Este caso nos permite ejemplificar que nuestras decisiones responden a la sedimentación de un sistema de reglas, las que, a pesar de tener un origen convencional, hacen que la vida social sea relativamente predecible, permitiéndoles a los protagonistas de nuestro ejemplo coordinar acciones sobre la base de un saber compartido. Estamos ante el asentamiento de las reglas de un juego, y como nos señaló Wittgenstein, todos los juegos y lenguajes están regidos por sistemas de reglas que un buen jugador debe saber y respetar para participar adecuadamente en el juego: “Considera por ejemplo, los procesos que llamamos juegos. Me refiero a juegos de tablero, juegos de cartas, juegos de pelota, juegos de lucha, etc. ¿Qué hay de común a todos ellos? -No digas: “Tiene que haber algo común a ellos o no los llamaríamos juegos” - sino mira si hay común a todos ellos. Pues si miras no verás por cierto algo que sea común a todos, sino que verás semejanzas, parentescos y por cierto toda una serie de ellos. Como se ha dicho: ¡no pienses sino mira! Mira, por ejemplo, los juegos de tablero con sus variados parentescos” (Wittgenstein 1988:87).

Las reglas son de orden convencional, es decir, responden a una forma de asentamiento intersubjetivo de un orden normativo y, por lo tanto, excluyen cualquier pretensión de que un determinado juego -o lenguaje- se pueda sostener sobre la base de un orden natural.

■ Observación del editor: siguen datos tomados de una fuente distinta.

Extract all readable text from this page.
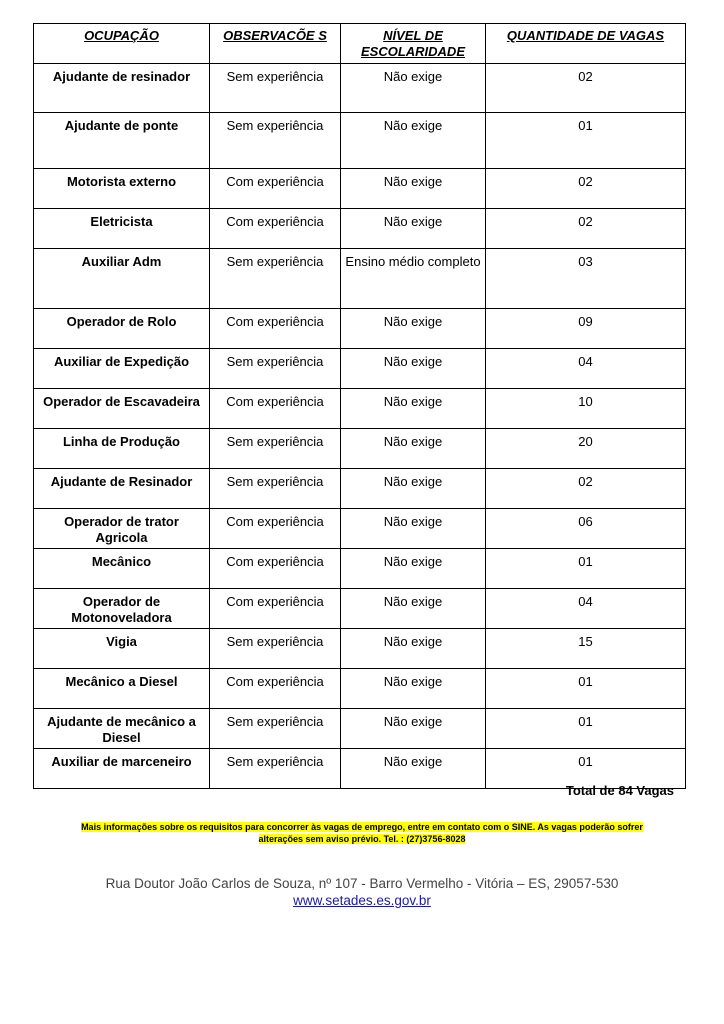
OCUPAÇÃO	OBSERVACÕE S	NÍVEL DE ESCOLARIDADE	QUANTIDADE DE VAGAS
Ajudante de resinador	Sem experiência	Não exige	02
Ajudante de ponte	Sem experiência	Não exige	01
Motorista externo	Com experiência	Não exige	02
Eletricista	Com experiência	Não exige	02
Auxiliar Adm	Sem experiência	Ensino médio completo	03
Operador de Rolo	Com experiência	Não exige	09
Auxiliar de Expedição	Sem experiência	Não exige	04
Operador de Escavadeira	Com experiência	Não exige	10
Linha de Produção	Sem experiência	Não exige	20
Ajudante de Resinador	Sem experiência	Não exige	02
Operador de trator Agricola	Com experiência	Não exige	06
Mecânico	Com experiência	Não exige	01
Operador de Motonoveladora	Com experiência	Não exige	04
Vigia	Sem experiência	Não exige	15
Mecânico a Diesel	Com experiência	Não exige	01
Ajudante de mecânico a Diesel	Sem experiência	Não exige	01
Auxiliar de marceneiro	Sem experiência	Não exige	01
Total de 84 Vagas
Mais informações sobre os requisitos para concorrer às vagas de emprego, entre em contato com o SINE. As vagas poderão sofrer
alterações sem aviso prévio. Tel. : (27)3756-8028
Rua Doutor João Carlos de Souza, nº 107 - Barro Vermelho - Vitória – ES, 29057-530
www.setades.es.gov.br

Sin embargo, que las reglas sean convencionales no implica que no sean reales; más bien, las reglas después de ser instituidas como tales en un sistema de prácticas determinado, deben ser respetadas para poder participar de ellas.

Es decir, dado un sistema de jerarquías, relaciones de poder, tradiciones, disposiciones corporales y criterios estéticos, no da lo mismo cualquier decisión ante un problema específico y, por el contrario, ante determinadas reglas del juego, puede existir una y sola una respuesta correcta. No obstante, esto no significa que estemos postulando algo así como “una realidad fuerte” que está ahí y que condiciona objetivamente lo que resulta razonable creer o hacer en un determinado contexto. Antes bien, lo que postulamos, siguiendo los argumentos de Wittgenstein y Putnam, es que la renuncia a la idea de que las cosas son de una manera con independencia de nosotros no implica necesariamente que debamos negar que nuestras creencias y decisiones transcurren en un escenario absolutamente “real” que establece sus condiciones de posibilidad.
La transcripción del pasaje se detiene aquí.